Rory Cellan-Jones has an uneasy feeling.

The YouTube case seems to show that, despite those promises, we have no real control over our data once it is lodged on a corporate server. Every detail of my viewing activities over the years – the times I’ve watched videos in the office, the clips of colleagues making idiots of themselves, the unauthorised clip of goals from a Premier League game – is contained in those YouTube logs.

All to be handed over to Viacom’s lawyers on a few “over-the-shelf four-terabyte hard drives”, according to the New York judge who made the ruling. I may protest that I am a British citizen and that the judge has no business giving some foreign company a window on my world. No use – my data is in California, and it belongs to Google, not me.

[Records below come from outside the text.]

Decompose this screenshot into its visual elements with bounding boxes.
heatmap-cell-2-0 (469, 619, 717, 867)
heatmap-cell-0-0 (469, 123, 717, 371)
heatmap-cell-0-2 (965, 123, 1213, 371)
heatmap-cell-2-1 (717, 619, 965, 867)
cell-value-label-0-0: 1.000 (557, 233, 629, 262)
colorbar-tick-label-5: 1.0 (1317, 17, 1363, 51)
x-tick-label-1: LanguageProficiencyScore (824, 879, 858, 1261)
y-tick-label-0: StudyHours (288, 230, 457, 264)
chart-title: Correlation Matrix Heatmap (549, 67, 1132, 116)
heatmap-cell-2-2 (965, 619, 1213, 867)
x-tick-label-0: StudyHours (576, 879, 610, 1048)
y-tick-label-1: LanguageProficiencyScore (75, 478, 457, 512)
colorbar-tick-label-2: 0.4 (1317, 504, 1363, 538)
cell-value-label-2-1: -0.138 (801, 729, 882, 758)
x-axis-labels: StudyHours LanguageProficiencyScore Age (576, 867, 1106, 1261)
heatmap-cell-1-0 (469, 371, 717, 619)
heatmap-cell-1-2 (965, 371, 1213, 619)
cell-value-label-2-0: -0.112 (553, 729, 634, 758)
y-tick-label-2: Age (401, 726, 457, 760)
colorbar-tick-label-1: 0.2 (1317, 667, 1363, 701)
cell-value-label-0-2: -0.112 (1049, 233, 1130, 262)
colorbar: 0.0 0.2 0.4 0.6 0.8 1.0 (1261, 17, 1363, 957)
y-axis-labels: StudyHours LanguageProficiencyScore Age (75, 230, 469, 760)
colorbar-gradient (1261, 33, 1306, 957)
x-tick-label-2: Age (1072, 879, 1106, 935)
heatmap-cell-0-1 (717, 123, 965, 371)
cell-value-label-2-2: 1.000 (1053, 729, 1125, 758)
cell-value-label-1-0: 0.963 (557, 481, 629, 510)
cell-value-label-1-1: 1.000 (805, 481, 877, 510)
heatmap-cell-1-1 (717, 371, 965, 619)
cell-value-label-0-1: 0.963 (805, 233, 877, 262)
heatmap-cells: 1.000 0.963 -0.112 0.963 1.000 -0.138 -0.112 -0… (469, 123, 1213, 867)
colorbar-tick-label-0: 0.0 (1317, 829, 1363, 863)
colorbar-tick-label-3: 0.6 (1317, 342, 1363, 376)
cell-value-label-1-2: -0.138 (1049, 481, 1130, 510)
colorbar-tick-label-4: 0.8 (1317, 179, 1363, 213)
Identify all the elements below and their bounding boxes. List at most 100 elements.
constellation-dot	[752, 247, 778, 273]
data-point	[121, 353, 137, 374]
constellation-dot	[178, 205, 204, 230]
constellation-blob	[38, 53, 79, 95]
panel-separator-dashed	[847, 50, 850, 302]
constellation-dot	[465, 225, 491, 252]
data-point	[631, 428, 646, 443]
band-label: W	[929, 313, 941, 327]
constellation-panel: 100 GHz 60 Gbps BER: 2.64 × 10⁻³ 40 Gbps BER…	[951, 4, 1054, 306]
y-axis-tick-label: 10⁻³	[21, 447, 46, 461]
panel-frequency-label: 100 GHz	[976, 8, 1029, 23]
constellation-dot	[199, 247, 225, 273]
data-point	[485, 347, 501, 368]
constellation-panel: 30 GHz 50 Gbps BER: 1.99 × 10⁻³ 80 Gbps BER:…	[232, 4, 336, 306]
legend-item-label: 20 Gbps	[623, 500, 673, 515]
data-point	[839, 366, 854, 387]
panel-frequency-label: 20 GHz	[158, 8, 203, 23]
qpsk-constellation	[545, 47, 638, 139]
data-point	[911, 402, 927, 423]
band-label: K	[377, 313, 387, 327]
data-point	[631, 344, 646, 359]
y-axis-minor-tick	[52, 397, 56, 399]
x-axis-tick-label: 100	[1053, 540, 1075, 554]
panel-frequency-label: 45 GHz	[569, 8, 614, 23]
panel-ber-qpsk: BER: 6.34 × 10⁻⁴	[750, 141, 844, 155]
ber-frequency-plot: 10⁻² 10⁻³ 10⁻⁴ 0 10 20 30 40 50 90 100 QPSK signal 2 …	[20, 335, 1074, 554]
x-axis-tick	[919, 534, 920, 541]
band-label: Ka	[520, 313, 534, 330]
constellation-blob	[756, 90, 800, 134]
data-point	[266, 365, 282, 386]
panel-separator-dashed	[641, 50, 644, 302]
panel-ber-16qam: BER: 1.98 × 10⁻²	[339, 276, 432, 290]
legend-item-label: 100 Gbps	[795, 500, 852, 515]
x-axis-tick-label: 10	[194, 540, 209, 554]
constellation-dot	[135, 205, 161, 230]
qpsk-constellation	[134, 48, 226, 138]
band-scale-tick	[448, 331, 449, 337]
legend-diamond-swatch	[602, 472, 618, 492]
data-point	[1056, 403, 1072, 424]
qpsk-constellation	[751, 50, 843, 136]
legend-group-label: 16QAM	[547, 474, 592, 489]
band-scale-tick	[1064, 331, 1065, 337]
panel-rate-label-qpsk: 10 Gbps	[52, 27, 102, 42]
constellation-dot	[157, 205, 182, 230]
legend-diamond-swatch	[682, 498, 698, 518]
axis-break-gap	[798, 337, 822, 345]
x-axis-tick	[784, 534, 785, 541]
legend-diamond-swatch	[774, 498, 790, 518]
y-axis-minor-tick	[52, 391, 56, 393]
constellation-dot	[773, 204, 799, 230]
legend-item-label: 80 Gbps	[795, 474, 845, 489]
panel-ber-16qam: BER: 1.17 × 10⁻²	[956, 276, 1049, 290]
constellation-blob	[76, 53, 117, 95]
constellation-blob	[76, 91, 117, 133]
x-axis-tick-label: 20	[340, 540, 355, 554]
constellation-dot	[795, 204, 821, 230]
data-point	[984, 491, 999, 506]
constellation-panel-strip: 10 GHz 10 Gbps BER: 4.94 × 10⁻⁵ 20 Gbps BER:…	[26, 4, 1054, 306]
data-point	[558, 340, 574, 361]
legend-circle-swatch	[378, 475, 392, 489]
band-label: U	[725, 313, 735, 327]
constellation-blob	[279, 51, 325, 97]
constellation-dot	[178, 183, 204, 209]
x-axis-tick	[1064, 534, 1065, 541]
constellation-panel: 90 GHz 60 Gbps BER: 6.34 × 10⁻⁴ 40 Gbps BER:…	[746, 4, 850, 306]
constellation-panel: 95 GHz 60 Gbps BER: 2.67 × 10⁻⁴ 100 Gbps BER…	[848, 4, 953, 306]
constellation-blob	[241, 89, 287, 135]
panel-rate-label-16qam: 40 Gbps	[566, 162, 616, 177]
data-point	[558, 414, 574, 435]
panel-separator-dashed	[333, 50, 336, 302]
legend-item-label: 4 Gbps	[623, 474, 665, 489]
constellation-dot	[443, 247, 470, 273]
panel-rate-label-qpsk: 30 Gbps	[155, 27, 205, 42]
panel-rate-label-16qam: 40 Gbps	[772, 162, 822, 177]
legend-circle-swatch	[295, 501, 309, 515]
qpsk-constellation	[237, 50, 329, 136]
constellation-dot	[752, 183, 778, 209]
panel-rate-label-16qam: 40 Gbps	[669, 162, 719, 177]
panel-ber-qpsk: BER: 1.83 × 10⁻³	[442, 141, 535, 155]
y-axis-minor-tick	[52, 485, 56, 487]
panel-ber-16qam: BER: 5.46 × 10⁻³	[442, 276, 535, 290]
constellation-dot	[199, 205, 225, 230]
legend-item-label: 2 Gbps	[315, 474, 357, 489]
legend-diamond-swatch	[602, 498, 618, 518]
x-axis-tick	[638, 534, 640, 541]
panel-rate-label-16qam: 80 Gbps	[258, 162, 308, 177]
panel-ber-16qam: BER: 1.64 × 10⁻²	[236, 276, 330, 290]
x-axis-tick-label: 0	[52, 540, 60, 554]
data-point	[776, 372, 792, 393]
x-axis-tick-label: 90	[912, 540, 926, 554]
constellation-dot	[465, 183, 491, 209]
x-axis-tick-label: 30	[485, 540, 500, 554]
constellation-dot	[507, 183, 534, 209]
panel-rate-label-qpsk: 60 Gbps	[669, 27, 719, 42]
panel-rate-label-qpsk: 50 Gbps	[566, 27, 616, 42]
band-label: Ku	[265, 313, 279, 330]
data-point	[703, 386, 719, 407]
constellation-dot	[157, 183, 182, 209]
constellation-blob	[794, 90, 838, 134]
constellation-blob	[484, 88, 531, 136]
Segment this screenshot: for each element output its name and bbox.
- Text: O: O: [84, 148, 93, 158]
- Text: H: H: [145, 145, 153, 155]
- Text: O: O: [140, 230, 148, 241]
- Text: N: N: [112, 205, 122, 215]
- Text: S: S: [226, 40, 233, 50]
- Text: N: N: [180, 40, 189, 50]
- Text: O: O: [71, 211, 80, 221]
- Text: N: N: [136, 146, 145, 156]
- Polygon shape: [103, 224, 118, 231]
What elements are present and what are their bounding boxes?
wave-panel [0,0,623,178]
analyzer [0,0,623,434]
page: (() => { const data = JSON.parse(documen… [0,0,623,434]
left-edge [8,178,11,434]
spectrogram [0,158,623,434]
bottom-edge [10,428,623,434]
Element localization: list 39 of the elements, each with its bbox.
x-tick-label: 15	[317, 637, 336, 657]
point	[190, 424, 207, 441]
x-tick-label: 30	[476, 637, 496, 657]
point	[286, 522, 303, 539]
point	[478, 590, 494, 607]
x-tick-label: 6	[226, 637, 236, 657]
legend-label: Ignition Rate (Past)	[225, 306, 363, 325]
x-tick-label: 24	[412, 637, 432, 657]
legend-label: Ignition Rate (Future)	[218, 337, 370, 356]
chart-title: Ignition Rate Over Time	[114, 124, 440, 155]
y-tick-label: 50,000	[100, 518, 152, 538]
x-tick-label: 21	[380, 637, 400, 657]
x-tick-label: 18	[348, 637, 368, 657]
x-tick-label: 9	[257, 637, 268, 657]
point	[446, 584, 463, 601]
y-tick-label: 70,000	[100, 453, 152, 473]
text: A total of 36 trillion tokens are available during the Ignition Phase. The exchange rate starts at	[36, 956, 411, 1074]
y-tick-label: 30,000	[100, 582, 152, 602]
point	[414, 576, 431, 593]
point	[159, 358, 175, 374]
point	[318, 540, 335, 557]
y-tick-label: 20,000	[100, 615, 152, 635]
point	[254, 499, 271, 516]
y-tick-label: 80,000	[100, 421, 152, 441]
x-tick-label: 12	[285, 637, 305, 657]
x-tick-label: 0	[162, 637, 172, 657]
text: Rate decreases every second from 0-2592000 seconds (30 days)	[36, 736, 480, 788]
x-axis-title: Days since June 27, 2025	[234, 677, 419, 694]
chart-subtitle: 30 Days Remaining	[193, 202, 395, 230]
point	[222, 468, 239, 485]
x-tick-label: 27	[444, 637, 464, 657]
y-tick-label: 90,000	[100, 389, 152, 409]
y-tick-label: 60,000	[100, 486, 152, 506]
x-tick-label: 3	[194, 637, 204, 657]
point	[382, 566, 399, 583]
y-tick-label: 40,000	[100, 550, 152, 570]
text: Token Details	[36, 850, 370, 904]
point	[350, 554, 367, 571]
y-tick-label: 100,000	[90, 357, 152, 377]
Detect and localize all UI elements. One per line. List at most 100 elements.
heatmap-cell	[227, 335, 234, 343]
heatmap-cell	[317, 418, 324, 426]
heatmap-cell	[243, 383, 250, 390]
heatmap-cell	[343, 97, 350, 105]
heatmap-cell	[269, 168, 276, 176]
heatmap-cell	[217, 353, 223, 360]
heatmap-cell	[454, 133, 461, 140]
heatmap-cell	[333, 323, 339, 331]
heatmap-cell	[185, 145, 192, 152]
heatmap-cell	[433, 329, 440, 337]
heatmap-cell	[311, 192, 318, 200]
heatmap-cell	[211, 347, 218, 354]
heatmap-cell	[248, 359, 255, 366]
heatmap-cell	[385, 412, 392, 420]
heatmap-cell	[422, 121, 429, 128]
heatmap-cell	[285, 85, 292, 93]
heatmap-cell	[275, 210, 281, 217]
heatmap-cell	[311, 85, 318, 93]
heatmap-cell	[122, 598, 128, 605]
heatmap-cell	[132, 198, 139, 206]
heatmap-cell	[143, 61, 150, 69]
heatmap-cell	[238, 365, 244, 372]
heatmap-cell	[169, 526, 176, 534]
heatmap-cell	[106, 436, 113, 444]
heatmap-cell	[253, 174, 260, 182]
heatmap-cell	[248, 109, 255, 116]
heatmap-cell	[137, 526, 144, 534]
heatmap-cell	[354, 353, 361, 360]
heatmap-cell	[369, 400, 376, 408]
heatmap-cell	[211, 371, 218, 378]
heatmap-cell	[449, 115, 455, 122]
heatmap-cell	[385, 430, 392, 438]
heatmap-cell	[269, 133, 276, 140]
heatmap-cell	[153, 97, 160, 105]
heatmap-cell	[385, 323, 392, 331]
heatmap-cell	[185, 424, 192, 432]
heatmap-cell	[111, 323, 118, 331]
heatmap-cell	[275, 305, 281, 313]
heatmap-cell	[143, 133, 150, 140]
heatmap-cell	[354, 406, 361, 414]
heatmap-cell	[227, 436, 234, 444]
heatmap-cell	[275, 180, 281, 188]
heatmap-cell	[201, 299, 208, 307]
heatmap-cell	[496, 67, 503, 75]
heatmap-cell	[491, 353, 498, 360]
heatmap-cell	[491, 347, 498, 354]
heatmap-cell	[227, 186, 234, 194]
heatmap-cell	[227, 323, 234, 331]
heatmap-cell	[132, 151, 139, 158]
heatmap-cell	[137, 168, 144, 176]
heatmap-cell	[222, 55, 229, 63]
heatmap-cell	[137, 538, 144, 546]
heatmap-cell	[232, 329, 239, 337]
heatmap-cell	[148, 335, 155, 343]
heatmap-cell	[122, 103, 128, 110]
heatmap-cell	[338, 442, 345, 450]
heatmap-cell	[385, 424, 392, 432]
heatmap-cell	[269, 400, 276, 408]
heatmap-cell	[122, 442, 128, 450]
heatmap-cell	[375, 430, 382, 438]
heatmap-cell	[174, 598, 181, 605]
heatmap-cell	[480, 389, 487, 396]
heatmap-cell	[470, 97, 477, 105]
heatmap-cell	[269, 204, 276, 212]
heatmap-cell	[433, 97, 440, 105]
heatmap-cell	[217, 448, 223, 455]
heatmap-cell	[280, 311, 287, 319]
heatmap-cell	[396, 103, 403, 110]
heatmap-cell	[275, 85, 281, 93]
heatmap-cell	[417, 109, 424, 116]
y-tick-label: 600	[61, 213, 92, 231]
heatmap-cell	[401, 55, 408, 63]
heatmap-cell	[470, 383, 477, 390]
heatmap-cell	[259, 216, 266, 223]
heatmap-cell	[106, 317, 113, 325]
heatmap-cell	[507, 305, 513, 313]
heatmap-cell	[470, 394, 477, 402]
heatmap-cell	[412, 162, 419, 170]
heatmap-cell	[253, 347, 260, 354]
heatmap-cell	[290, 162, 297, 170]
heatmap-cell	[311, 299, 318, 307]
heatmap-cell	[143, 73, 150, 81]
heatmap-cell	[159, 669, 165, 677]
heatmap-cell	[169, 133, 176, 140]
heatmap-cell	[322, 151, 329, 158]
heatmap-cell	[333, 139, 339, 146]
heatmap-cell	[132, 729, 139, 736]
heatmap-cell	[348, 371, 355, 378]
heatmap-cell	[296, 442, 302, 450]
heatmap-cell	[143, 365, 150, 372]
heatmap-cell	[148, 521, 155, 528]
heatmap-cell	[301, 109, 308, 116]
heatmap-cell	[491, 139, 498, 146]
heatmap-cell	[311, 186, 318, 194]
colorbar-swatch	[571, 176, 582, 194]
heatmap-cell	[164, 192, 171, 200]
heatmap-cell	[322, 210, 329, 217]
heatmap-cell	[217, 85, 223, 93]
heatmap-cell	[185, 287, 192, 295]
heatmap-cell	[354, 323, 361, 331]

The other troubling aspect about this case was that it was only the blogs that seemed to understand the significance of the ruling when it emerged on Wednesday night. Much of the mainstream media ignored it at first, seeming to regard it as a victory for Google, because the judge said the search firm didn’t have to reveal its source code.

“I’ve never worried too much about the threat to my privacy”, Rory continues.

I’m relaxed about appearing on CCTV, happy enough for my data to be used for marketing purposes, as long as I’ve ticked a box, and have never really cared that Google knows about every search I’ve done for the last 18 months. But suddenly I’m feeling a little less confident. How about you?